There's the potential that three-plus people in the Senate may not vote to override, even though they voted for the bill, which would mean we wouldn't have an override session. —Senate President Wayne Niederhauser, R-Sandy

SALT LAKE CITY — Legislative leaders set an April 19 deadline for lawmakers to decide whether they want to try to override Gov. Gary Herbert's veto of the controversial "constitutional carry" gun bill.

But Senate President Wayne Niederhauser, R-Sandy, said Wednesday there may no longer be enough support in the Senate to meet the two-thirds majority required to override a veto.

HB76, which would allow weapons to be concealed without the permit now required, passed both the House and the Senate with so-called "veto-proof" majorities. That support, however, appears to have softened.

"There's the potential that three-plus people in the Senate may not vote to override, even though they voted for the bill," Niederhauser said, "which would mean we wouldn't have an override session."

Herbert said he vetoed the bill because of concerns raised by law enforcement. The bill would allow gun owners to conceal their weapons without passing the background checks or taking the class necessary to obtain a permit.

The governor was urged to veto the bill by Salt Lake City Police Chief Chris Burbank and other community leaders, including the Most Rev. John C. Wester, bishop of the Catholic Diocese of Salt Lake City.

The Senate sponsor of HB76, Sen. Allen Christensen, R-North Ogden, has acknowledged that some lawmakers who backed the bill in the 2013 Legislature were reluctant to publicly oppose gun legislation.

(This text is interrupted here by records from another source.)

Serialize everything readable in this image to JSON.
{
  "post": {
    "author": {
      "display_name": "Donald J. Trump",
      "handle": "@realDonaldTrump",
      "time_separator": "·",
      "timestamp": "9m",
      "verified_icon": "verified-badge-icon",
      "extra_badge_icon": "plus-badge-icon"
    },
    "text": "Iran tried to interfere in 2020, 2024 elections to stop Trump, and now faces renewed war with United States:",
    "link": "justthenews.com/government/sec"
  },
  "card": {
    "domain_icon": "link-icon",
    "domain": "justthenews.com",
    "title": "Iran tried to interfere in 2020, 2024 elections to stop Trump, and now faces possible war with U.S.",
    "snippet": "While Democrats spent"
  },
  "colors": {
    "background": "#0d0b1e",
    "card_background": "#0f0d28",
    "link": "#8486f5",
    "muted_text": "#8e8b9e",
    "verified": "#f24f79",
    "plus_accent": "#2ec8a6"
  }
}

Now, Christensen has said, "they'd just as soon not vote on it again."

Niederhauser declined to name the votes that he believes have changed on HB76.

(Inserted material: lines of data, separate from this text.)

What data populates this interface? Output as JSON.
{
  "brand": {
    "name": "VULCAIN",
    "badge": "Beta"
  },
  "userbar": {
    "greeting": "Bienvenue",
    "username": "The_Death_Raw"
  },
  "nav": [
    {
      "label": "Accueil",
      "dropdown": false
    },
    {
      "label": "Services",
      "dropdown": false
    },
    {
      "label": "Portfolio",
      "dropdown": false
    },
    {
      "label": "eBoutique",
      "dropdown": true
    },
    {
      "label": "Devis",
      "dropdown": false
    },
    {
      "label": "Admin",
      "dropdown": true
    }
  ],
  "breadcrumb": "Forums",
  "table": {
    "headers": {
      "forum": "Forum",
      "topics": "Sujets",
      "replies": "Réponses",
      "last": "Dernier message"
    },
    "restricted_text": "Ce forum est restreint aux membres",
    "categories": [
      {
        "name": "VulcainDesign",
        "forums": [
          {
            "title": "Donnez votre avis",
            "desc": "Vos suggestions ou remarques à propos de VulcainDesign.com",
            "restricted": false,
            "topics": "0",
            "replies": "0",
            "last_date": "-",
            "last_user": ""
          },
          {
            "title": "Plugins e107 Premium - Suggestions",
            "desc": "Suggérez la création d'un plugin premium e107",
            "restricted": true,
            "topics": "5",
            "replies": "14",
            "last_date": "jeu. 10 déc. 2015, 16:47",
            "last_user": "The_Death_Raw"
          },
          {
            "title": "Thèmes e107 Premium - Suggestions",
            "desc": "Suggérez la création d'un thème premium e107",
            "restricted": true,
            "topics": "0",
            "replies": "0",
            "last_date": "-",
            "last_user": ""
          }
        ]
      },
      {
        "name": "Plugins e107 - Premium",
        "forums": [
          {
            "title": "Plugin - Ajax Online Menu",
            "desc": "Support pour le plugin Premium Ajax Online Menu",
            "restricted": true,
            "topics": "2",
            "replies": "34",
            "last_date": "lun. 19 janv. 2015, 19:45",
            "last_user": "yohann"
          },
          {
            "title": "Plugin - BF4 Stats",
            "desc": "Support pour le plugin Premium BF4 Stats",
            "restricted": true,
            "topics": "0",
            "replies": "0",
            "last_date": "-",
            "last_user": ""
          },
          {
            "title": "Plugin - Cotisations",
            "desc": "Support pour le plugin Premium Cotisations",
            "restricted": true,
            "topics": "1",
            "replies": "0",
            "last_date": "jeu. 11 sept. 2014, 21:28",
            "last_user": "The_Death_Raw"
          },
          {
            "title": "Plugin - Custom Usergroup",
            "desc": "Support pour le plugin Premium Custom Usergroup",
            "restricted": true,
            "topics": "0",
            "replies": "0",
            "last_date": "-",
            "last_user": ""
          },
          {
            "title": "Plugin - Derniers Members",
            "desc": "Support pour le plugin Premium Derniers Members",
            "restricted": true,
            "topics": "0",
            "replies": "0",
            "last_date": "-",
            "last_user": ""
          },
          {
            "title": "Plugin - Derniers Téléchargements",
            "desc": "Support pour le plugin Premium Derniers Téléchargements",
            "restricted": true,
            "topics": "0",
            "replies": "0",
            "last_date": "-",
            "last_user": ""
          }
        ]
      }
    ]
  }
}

"We won't know for sure until we get their statements," the Senate president said. "When push comes to shove, they may vote for an override session. I don't think there's a lot of people excited about coming back for a special session, though."

Niederhauser and House Speaker Becky Lockhart, R-Provo, have both said they will not call an override session unless at least two-thirds of the House and the Senate say in the poll they want the chance to vote on the veto.

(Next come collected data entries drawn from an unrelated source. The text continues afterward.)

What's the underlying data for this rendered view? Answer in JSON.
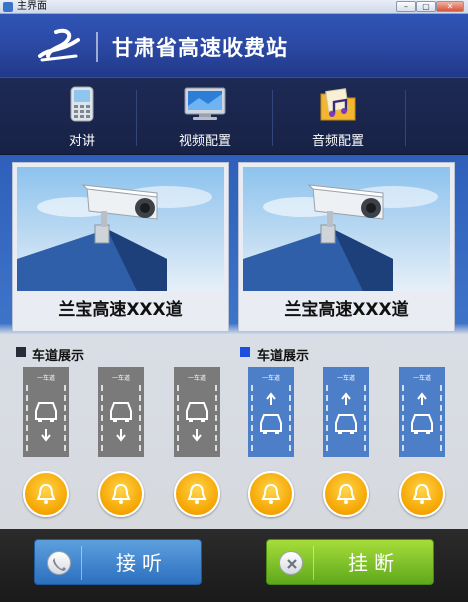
{
  "window": {
    "title": "主界面"
  },
  "header": {
    "title": "甘肃省高速收费站"
  },
  "toolbar": {
    "items": [
      {
        "label": "对讲",
        "icon": "phone-icon"
      },
      {
        "label": "视频配置",
        "icon": "monitor-icon"
      },
      {
        "label": "音频配置",
        "icon": "music-folder-icon"
      }
    ]
  },
  "cameras": [
    {
      "label": "兰宝高速XXX道"
    },
    {
      "label": "兰宝高速XXX道"
    }
  ],
  "lanes": {
    "left_group_label": "车道展示",
    "right_group_label": "车道展示",
    "lane_caption": "一车道",
    "left_group_color": "#2a2a3a",
    "right_group_color": "#1a4fe0"
  },
  "footer": {
    "answer_label": "接听",
    "hangup_label": "挂断"
  },
  "colors": {
    "header_blue": "#2c4aa6",
    "toolbar_dark": "#1b2750",
    "lane_gray": "#7b7b7b",
    "lane_blue": "#4c7fc8",
    "bell_orange": "#f5a400",
    "answer_blue": "#3e82cf",
    "hangup_green": "#7cc32a"
  }
}
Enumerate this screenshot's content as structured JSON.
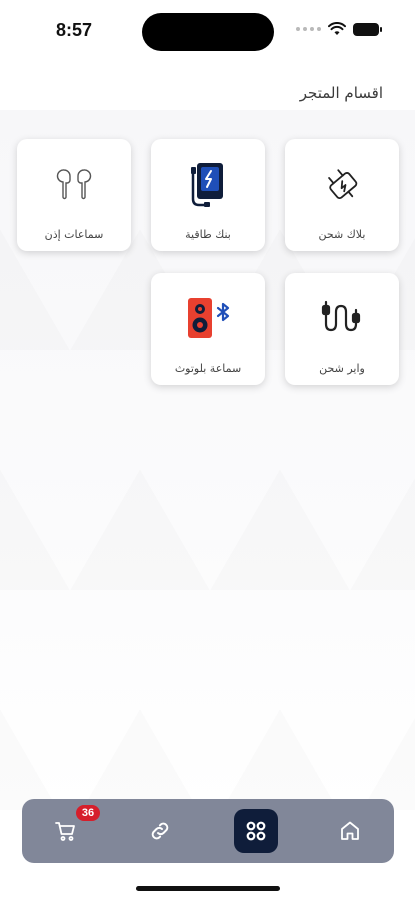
{
  "status_bar": {
    "time": "8:57"
  },
  "page": {
    "title": "اقسام المتجر"
  },
  "categories": [
    {
      "label": "بلاك شحن",
      "icon": "charger-plug-icon"
    },
    {
      "label": "بنك طاقية",
      "icon": "power-bank-icon"
    },
    {
      "label": "سماعات إذن",
      "icon": "earbuds-icon"
    },
    {
      "label": "واير شحن",
      "icon": "cable-icon"
    },
    {
      "label": "سماعة بلوتوث",
      "icon": "bluetooth-speaker-icon"
    }
  ],
  "bottom_nav": {
    "cart_badge": "36",
    "items": [
      "cart-icon",
      "link-icon",
      "categories-icon",
      "home-icon"
    ],
    "active": "categories-icon"
  },
  "colors": {
    "nav_bg": "#818799",
    "active_bg": "#0f1d3a",
    "badge": "#d61e2b",
    "accent_blue": "#1f4fb8",
    "accent_red": "#e8402f"
  }
}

Both the House and the Senate are polling lawmakers by email about the override session, which by law would have to start by May 13, the Monday before the next legislative interim meetings are scheduled.

Although there was some discussion about only tabulating the results rather than each lawmaker's vote, both the House and the Senate will keep track of each response so the bill's sponsor, Rep. John Mathis, R-Vernal, can see who supported the override.

"The sponsor has a right to get a list of yeses or nos. You can't do that with an anonymous poll," Niederhauser said. "Everybody is just going to have to have the courage to vote what they believe."